Umi menjelaskan bahwa survivalitas kreatifnya karena berbasis riset. Dibanding yang lain, di sanggar ini bergabung budayawan, seniman, pengangguran, wartawan dan mahasiswa. Merekalah yang bertugas memikirkan orisinalitas motif dan survivalitas produksi.
"Kami mencoba menciptakan regenerasi yang kuat. Saya sendiri saat ini sudah tak ada di struktur sanggar. Tapi masih menjadi pengasuh.
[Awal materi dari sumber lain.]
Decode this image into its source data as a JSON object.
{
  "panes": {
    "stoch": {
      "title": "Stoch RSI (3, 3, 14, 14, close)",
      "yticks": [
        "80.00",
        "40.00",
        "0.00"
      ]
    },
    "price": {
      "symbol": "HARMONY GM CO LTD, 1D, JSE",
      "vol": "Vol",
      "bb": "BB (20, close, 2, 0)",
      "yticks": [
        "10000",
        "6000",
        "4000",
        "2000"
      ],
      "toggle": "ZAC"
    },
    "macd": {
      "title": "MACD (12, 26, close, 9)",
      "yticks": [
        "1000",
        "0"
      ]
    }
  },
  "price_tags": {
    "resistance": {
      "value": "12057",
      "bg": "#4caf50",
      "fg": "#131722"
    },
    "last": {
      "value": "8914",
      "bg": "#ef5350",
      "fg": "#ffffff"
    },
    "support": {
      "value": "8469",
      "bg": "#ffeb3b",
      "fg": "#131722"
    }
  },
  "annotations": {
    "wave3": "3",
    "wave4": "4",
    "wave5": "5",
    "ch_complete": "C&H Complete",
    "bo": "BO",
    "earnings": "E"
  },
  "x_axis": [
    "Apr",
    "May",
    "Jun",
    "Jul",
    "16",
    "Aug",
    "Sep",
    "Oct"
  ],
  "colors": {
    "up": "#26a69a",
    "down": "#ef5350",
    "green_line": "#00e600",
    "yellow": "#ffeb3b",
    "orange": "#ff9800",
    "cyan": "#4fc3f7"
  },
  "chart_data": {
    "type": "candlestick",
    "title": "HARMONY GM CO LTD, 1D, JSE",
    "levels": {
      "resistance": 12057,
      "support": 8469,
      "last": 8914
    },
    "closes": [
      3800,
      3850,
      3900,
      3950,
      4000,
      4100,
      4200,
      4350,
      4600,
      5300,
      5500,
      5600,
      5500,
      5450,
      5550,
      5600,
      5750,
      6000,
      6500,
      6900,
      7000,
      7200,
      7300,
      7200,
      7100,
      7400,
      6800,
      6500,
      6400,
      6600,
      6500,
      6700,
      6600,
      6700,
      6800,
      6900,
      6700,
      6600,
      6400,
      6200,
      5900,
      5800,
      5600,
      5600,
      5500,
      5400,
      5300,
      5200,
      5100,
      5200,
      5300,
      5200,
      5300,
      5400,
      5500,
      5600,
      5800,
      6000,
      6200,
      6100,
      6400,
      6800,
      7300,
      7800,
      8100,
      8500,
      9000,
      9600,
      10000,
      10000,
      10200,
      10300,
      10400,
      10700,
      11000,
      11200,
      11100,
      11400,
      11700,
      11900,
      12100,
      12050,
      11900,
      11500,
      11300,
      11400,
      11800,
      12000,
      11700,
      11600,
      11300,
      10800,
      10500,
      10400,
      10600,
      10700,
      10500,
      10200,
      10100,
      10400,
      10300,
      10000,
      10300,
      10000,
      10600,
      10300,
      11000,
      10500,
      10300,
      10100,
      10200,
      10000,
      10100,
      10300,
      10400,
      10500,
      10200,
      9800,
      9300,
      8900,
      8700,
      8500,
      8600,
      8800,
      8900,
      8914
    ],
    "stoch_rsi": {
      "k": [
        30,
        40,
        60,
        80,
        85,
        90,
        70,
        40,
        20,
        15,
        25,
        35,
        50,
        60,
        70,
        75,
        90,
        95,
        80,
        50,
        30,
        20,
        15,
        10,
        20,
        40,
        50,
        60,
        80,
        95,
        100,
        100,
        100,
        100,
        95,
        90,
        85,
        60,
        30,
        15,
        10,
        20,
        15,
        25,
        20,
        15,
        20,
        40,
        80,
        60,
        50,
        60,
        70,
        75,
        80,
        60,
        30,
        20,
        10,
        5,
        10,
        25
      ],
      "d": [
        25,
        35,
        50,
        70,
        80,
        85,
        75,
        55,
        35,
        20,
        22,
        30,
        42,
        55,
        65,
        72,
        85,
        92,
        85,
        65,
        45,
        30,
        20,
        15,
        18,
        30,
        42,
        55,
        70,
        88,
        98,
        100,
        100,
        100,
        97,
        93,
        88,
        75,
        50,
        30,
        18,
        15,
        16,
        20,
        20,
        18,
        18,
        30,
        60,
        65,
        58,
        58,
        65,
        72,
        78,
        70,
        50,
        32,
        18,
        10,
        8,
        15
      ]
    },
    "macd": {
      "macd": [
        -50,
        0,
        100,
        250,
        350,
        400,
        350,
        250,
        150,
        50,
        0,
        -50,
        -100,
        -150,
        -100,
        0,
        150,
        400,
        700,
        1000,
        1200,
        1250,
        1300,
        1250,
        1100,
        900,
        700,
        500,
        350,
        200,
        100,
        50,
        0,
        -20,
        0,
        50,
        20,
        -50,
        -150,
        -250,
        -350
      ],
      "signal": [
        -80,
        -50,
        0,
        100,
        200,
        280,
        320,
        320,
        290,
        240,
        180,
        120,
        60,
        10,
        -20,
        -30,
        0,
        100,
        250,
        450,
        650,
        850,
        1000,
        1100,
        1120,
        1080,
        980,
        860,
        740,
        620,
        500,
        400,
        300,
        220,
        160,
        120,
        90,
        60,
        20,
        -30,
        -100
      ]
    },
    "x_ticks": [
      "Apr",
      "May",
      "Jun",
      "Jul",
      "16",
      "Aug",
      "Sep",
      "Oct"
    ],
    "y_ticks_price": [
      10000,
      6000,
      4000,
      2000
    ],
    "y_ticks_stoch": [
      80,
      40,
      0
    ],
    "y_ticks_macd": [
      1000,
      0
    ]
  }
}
Saya sendiri yang mengontrol penciptaan motif, komposisi warna, maupun membuat inovasi rancang busana dan terus mencari ciri Batik bergaya Semarang," kata Umi.
Tidak heran kalau sampai tahun 2015 ini, sanggar batik Semarang 16 sudah mematenkan lebih dari 800 motif. Sementara itu, Sophie, Manajer Operasional Sanggar Batik Semarang 16 sekarang, menjelaskan tradisi riset itu telah menjadi ruh bagi mati hidupnya sanggar. "Para desainer motif dan juga bagian pewarnaan kami diisyaratkan harus terus belajar," kata Sophie.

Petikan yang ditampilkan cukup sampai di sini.